Michelin & Cie.’s first-quarter revenue rose 0.9 percent as improving car sales in the European tiremaker’s home region made up for faltering demand elsewhere.

Sales increased to 5.07 billion euros ($5.74 billion) from 5.02 billion euros a year earlier, the Clermont-Ferrand, France-based company said in a statement Wednesday. Tire volume rose 3.7 percent, with strong demand in mature markets, China and India offsetting a decline in South America.

Industrywide car sales in the quarter rose 8.1 percent in Europe, where demand has increased for 31 consecutive months, and 3.1 percent in the U.S. Last year, Europe and North America each accounted for a little more than one-third of Michelin’s revenue.
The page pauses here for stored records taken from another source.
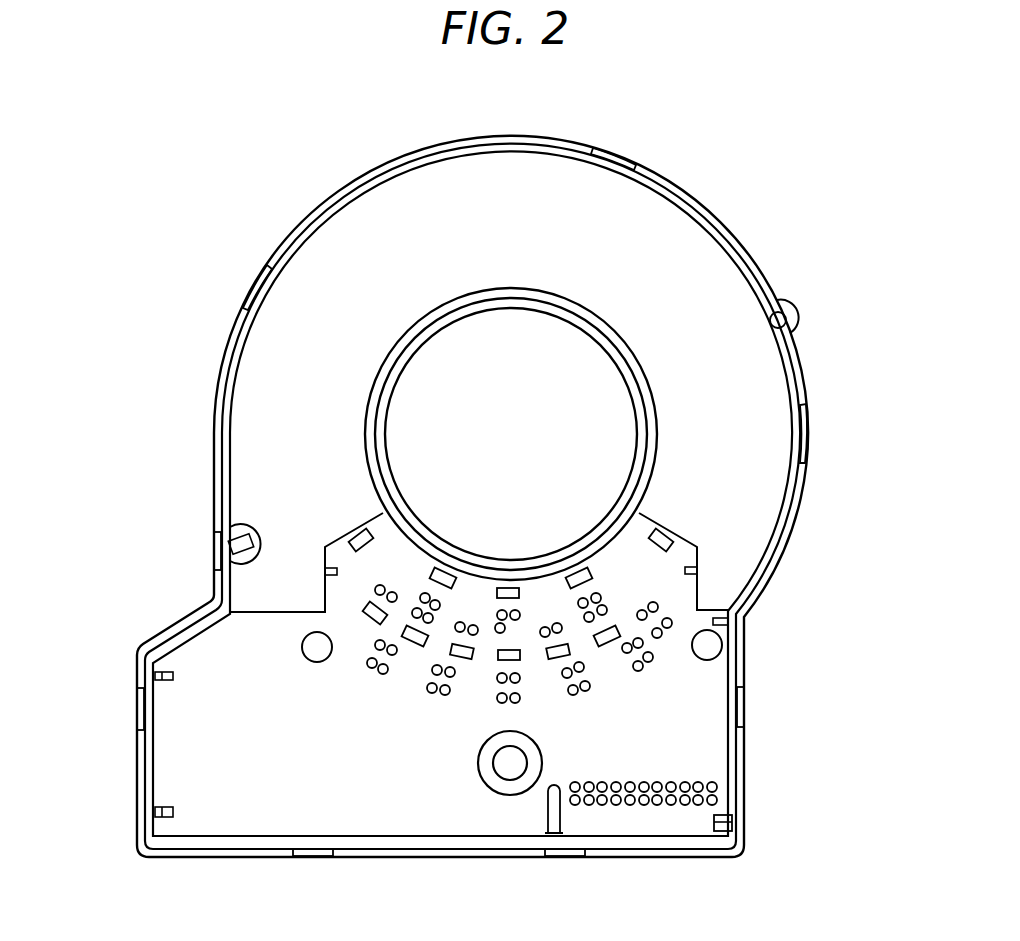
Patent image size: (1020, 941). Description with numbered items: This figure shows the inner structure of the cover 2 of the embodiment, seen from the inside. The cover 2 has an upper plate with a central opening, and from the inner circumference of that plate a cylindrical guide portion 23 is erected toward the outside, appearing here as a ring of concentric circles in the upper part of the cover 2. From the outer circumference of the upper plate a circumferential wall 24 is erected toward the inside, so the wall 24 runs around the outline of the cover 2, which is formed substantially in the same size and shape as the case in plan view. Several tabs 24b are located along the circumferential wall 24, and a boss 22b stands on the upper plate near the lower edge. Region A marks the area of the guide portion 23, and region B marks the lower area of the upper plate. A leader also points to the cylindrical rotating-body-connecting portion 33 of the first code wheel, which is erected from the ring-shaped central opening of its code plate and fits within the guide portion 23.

The cover 2 is at (803, 373).
The circumferential wall 24 is at (737, 237).
The engaging claws / tabs 24b is at (617, 153).
The cylindrical guide portion 23 is at (378, 378).
The cylindrical rotating-body-connecting portion 33 is at (440, 323).
The cylindrical boss 22b is at (507, 768).
The ring portion A is at (533, 278).
The circuit board portion B is at (351, 493).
The company’s sales growth has been held back by a slowdown in vehicle deliveries in China, recessions in Brazil and Russia, and the euro’s gain on foreign-exchange markets that has reduced the value of revenue earned outside Europe’s single-currency zone.

Michelin reiterated targets for full-year operating profit, excluding currency effects, to rise and structural free cash flow to exceed 800 million euros. Tire markets will probably remain mixed, the company said.

The 2016 guidance is an "under-promise and over-deliver case," analysts at HSBC wrote in a report before Michelin published the first-quarter figures.